American baseball player (born 1984)

Kevin Alexander Russo (born July 8, 1984) is a former professional baseball player. He played in Major League Baseball (MLB) for the New York Yankees in 2010.

==Early years==
Russo attended Fairview High School in Boulder, Colorado. As a running back on the Fairview High School football team, Russo rushed for 2,416 yards during his senior year, leading the team to a state title. He and LenDale White were named as the two all-state running backs by the Rocky Mountain News.

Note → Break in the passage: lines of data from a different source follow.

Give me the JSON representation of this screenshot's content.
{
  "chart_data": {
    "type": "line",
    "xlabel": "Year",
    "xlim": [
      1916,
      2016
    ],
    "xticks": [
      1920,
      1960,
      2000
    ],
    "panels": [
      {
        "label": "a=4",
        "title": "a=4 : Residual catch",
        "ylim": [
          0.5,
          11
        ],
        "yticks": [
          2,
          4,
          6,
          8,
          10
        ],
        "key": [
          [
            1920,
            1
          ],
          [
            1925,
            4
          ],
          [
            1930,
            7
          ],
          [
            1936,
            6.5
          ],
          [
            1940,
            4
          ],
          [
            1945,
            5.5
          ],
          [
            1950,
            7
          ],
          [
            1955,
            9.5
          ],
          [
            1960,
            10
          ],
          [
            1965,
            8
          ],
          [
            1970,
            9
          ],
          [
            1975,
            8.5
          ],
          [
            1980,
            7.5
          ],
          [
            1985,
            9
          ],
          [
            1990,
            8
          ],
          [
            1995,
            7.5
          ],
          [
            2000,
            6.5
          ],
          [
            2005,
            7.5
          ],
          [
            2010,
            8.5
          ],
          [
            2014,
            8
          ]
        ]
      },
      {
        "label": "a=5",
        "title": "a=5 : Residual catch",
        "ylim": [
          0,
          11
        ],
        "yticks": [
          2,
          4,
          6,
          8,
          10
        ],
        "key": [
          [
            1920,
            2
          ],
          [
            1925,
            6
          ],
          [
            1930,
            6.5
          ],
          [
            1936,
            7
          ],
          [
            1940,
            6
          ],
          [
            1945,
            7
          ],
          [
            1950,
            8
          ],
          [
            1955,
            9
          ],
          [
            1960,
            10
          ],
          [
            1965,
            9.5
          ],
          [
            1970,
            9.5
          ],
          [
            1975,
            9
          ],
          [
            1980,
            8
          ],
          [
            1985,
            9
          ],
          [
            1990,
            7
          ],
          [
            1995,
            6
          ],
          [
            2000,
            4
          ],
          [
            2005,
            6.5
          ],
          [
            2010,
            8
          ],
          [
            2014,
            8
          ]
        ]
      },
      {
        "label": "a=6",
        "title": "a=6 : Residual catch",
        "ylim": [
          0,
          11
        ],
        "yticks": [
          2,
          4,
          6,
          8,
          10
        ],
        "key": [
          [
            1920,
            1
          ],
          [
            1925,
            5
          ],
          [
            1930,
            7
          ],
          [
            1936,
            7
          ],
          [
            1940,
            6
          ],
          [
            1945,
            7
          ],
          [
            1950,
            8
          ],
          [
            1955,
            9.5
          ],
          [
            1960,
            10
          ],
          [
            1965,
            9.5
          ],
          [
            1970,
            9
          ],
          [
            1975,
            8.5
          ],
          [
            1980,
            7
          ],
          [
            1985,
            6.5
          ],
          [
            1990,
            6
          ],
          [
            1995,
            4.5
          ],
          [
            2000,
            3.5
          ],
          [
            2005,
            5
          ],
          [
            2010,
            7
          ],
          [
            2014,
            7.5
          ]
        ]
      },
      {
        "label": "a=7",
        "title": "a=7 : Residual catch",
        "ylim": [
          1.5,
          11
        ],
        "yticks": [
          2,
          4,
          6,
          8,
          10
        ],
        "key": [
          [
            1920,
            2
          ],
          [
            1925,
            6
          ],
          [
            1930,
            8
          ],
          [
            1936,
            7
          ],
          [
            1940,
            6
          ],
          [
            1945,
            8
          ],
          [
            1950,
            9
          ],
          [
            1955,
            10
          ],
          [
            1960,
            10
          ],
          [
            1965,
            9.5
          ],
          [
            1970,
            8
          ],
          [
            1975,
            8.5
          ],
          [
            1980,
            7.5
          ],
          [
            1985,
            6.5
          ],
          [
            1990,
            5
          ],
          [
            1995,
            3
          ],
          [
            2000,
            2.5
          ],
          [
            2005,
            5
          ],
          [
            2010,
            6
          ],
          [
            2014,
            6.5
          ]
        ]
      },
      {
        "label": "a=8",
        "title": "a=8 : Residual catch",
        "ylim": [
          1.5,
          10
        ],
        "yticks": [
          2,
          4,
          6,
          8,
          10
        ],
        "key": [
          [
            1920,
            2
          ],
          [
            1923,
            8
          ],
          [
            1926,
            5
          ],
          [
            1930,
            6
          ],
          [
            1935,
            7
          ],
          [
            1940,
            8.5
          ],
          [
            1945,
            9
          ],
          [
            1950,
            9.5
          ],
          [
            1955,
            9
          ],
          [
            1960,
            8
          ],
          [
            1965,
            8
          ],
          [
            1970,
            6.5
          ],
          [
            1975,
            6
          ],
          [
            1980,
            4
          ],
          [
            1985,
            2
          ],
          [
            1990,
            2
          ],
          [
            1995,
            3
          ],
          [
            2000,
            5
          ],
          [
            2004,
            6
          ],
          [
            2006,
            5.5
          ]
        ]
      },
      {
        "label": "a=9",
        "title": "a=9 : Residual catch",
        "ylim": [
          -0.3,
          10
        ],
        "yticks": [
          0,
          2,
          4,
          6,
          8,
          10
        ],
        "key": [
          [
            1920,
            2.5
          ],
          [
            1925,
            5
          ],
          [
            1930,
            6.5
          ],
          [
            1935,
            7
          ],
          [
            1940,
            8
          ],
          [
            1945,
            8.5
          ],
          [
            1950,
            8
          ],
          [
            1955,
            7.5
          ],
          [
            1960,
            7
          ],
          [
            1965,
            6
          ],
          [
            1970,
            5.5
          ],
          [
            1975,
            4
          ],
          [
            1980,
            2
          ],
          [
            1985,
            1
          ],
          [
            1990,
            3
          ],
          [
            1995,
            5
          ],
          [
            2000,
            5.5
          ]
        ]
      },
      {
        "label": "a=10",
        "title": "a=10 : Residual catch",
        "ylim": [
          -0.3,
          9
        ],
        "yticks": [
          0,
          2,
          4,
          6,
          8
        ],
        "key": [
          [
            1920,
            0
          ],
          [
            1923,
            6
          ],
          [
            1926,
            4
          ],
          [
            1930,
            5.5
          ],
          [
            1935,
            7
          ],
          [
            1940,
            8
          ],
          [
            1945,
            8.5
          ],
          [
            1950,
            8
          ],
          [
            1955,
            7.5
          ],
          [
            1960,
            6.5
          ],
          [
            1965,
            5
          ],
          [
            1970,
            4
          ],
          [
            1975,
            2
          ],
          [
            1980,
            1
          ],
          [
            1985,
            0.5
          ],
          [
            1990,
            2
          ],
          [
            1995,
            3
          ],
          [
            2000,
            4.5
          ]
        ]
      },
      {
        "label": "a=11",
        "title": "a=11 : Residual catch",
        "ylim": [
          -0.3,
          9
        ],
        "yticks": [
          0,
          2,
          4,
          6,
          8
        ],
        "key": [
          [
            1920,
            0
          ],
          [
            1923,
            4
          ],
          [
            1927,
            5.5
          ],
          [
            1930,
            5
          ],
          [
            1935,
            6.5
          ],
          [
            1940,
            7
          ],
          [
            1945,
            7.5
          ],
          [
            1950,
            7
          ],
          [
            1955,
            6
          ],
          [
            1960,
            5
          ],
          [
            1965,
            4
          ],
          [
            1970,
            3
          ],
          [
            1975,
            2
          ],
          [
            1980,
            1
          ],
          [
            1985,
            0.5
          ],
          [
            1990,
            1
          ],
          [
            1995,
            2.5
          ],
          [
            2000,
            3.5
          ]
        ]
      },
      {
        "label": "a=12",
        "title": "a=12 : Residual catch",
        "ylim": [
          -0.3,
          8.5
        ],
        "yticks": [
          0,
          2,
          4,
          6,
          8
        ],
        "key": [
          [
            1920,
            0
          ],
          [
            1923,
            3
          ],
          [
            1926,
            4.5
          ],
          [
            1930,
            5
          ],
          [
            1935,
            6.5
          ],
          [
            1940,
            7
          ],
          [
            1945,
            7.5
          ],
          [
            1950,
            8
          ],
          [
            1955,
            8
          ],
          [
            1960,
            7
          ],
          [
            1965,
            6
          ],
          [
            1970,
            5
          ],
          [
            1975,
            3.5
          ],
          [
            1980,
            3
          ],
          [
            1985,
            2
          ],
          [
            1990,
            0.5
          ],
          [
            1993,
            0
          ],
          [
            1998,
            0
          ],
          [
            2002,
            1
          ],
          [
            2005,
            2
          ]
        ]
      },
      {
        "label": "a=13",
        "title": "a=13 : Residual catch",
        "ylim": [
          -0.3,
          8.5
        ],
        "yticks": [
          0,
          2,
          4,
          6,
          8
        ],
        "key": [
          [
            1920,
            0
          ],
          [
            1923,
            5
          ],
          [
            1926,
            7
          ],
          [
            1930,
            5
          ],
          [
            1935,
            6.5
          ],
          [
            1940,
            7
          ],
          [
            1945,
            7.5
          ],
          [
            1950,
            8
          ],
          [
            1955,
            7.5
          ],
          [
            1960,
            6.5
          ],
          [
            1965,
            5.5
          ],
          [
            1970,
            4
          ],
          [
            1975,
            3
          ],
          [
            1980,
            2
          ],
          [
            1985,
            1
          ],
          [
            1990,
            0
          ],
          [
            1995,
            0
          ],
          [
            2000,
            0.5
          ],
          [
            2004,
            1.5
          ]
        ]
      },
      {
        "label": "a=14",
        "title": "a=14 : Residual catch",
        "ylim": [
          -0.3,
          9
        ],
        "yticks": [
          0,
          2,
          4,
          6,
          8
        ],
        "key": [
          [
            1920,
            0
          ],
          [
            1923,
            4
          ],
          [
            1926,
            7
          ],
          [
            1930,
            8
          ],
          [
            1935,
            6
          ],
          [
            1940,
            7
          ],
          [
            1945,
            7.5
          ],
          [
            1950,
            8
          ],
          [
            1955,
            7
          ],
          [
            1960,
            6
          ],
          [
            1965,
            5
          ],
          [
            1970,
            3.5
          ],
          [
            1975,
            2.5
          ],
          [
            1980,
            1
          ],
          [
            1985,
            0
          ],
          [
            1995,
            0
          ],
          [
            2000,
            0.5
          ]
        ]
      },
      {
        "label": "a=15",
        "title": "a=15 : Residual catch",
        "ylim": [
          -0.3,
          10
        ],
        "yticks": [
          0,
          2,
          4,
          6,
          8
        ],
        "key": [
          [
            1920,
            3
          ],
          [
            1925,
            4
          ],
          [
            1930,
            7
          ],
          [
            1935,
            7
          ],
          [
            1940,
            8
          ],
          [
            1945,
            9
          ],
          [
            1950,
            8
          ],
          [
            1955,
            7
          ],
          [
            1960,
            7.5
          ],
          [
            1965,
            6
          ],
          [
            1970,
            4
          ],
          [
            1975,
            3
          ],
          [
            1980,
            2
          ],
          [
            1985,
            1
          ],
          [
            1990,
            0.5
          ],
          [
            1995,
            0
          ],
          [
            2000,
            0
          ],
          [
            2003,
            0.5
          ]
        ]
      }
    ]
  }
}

He attended San Jacinto College before transferring to Baylor University. At Baylor, he helped the Baylor Bears baseball team reach the 2005 College World Series. In 2005, he played collegiate summer baseball with the Wareham Gatemen of the Cape Cod Baseball League.

==Professional career==

===New York Yankees===
Russo was drafted by the Yankees in the 20th round (614th overall) of the 2006 Major League Baseball draft. In 2007, he was a Mid-Season All-Star with the Tampa Yankees. In 2009, he was named an International League All-Star and a Triple-A All-Star.

Following the 2009 season, Russo was added to the 40-man roster to protect him from the Rule 5 draft. He was called up to the major leagues for the first time on May 8, 2010. He recorded his first hit in the Majors on May 21, 2010, in an interleague game against the New York Mets and added the decisive two-run double later in the game to lead the Yankees to a 2–1 win over the Mets.

The Yankees designated him for assignment on May 6, 2011, to make room for Jess Todd on the 40-man roster.

===Detroit Tigers===
On November 18, 2012, Russo signed a minor league deal with the Detroit Tigers with an invitation to spring training. Russo spent the 2013 season with the Toledo Mud Hens. He was re-signed for the 2014 season but was released by the end of March.

===Sugar Land Skeeters===
Russo signed with the Sugar Land Skeeters of the Atlantic League of Professional Baseball for the 2015 season. He became a free agent after the 2015 season.

==Coaching career==
After retiring, Russo has served as a coach and instructor for Slammers North.